“When will the Messiah come?”
“Go and ask him yourself.”
“Where can I find him?”
“At the gates of Rome.”
“By what signs will I recognize him?”
“He is sitting among the poor and the suffering sick.”
— The Talmud (Sanhedrin 98a)
Most of us have had the unfortunate experience of knowing someone who is ill, sometimes seriously so. For those with terrible illnesses such as cancer, we ourselves may face personal challenges about what to do.
On the one hand, we want to be there for the person we love. On the other hand, visiting the sick is frightening — especially someone who may be terminal — for it puts us in proximity of death.
One of the most important mitzvot, or commandments, in Judaism is called Bikur Cholim, or “visiting the sick.” The idea has three components.
1.) Visit those who are sick to provide the practical supplies or chores they may need done in their home, or to take them to the doctor.
2.) Talk to them, listen to them, strengthen them, calm them. Sometimes it is merely your presence alone that gives comfort.

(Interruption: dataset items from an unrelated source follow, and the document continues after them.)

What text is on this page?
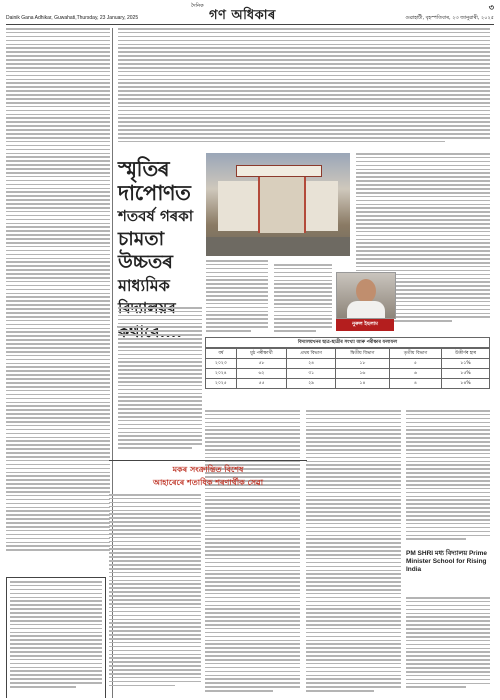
Dainik Gana Adhikar, Guwahati,Thursday, 23 January, 2025
দৈনিক
গণ অধিকাৰ	গুৱাহাটী, বৃহস্পতিবাৰ, ২৩ জানুৱাৰী, ২০২৫
৩
স্মৃতিৰ
দাপোণত
শতবৰ্ষ গৰকা
চামতা
উচ্চতৰ
মাধ্যমিক
নুৰুল ইছলাম
বিদ্যালয়খনৰ ছাত্ৰ-ছাত্ৰীৰ সংখ্যা আৰু পৰীক্ষাৰ ফলাফল
বৰ্ষ	মুঠ পৰীক্ষাৰ্থী	প্ৰথম বিভাগ	দ্বিতীয় বিভাগ	তৃতীয় বিভাগ	উত্তীৰ্ণৰ হাৰ
২০২৩	৫৮	২৪	১৮	৫	৮১%
২০২৪	৬২	৩১	১৬	৬	৮৫%
২০২৫	৫৫	২৯	১৪	৪	৮৪%
PM SHRI মধ্য বিদ্যালয় Prime Minister School for Rising India
মকৰ সংক্ৰান্তিত বিশেষ
আহাৰেৰে শতাধিক শৰণাৰ্থীক সেৱা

3.) Pray for their recovery. Jews do not consider the mitzvah to be fulfilled without a prayer.
Visiting the sick, however, is not just considered a commandment. It is considered one of the greatest good deeds that one can accomplish. It is so great that one who does so will not only “eat of the fruits of this world, but in the next.” What exactly does that mean?
Here is a personal story.
My good friend, Scott, was suffering from angiosarcoma, a very aggressive cancer with a high mortality rate. The prognosis was poor. He had three children, was divorced but was with a wonderful young woman who made him happier than I could ever recall.

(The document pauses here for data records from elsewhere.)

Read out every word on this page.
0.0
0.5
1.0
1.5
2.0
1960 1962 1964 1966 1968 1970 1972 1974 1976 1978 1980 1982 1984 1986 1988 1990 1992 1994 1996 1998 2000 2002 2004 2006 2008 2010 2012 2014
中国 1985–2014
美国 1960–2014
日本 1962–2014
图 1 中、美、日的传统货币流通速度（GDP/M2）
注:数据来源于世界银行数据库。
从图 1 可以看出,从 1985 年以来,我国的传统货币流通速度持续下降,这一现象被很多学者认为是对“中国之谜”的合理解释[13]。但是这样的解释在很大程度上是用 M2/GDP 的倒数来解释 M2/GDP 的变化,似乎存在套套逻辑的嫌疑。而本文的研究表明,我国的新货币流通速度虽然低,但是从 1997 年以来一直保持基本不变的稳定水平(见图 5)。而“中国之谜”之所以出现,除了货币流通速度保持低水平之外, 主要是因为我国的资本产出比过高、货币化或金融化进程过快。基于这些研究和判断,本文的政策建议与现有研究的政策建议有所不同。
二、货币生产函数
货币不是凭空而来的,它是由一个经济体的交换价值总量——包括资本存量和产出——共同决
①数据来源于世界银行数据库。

Though I asked to visit him, secretly I was terrified. I had avoided being in proximity with death all my life, and only one person I know has ever died, except for elderly relatives.
“Tell him what he’s meant to you. This is a great mitzvah you are doing, and a gift of extraordinary generosity for him.”

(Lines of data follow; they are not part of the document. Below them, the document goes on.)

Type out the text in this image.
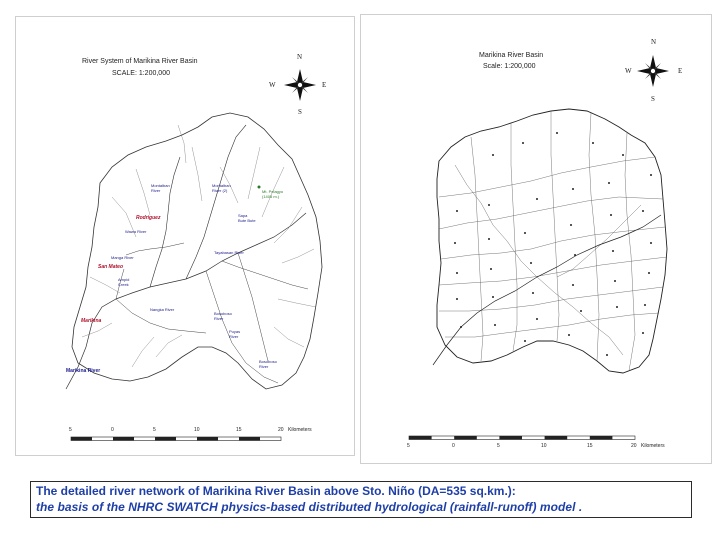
River System of Marikina River Basin
SCALE: 1:200,000
N
S
E
W
Montalban
River
Montalban
River (2)	Mt. Pelagyo
(1405 m.)
Sapa
Bute Bute
Rodriguez
Wawa River
Tayabasan River
Manga River
San Mateo
Ampid
Creek
Nangka River
Bosoboso
River
Marikina
Puyas
River
Marikina River
Bosoboso
River
5	0	5	10	15	20 Kilometers
Marikina River Basin
Scale: 1:200,000
N
S
E
W
5	0	5	10	15	20 Kilometers
The detailed river network of Marikina River Basin above Sto. Niño (DA=535 sq.km.):
the basis of the NHRC SWATCH physics-based distributed hydrological (rainfall-runoff) model .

I was terrified what Scott would look like, what I would say — and most of all, how to say goodbye. For while I was visiting the sick, I also knew this was likely to be the last time I would see him.
For advice about what to do, I asked Rabbi Ed Feinstein at Valley Beth Shalom in Encino, California. Rabbi Feinstein, who has twice survived cancer, simply advised, “Tell him what he’s meant to you. This is a great mitzvah you are doing, and a gift of extraordinary generosity for him.”
So I flew to Minnesota with no idea what to do other than having those words to say.
I saw Scott and his girlfriend for dinner. He updated me on the situation. He didn’t look any different, but I could tell he was scared. I offered humor, as my life was (and is) often so wacky that the stories always made him laugh.
The next day we sat with his friend, Mary, and he asked what should be said for his eulogy. I realized God had provided this moment for both of us. Scott could have asked this of anyone, but he asked it of me, of his girlfriend, and of Mary.
“It should be a celebration of your life,” I said.
This gave me the opportunity to tell him what he meant to me. It brought us both to tears. Scott was a stoic man, not prone to showing emotion, and yet we wept together in an embrace.
The following night I saw him again for dinner, and then dropped him off at his condo. He thanked me for the visit, said it meant a lot to him, walked into his garage — and I never saw him again.
Your presence will comfort the sick. You, in turn, will become more present in your own life.
Yet this visit became a transformative event. I did eat the fruits of this life, and ever since that day, I have been far more aware and present in my waking hours than I ever had before. I find myself appreciative of every little thing, and this has made me ever more aware of God’s presence.
Every situation is different. Every person is different. The needs of each patient are different. Are there general thoughts or guidelines for visiting the sick — whether it be Jew or Gentile? The late Rabbi Harold Schulweis, Rabbi Feinstein’s mentor and himself a cancer survivor, offered these thoughts in an essay called “The Wounded Healer”:
“I have learned not to be so anxious to cheer up the patient. The healer who visits another human being has to withdraw into himself … [which] allows space for the patient. Self-withdrawal is difficult because we want to perform magic. I want to save you. But the healer must be modest. I must learn that I don’t have to perform miracles, I don’t have to snap the patient out of his mood, I don’t have to come with jokes or anecdotes or great globs of wisdom … What is needed from the visitation? Not wisdom, not cheer, not melancholy, not theology. Only presence.”
You will discover that “presence” becomes a powerful word in visiting the sick. Your presence will comfort the sick. You, in turn, will become more present in your own life.
Finally, you will discover that the presence of God exists between you and the patient, as you hold their hand.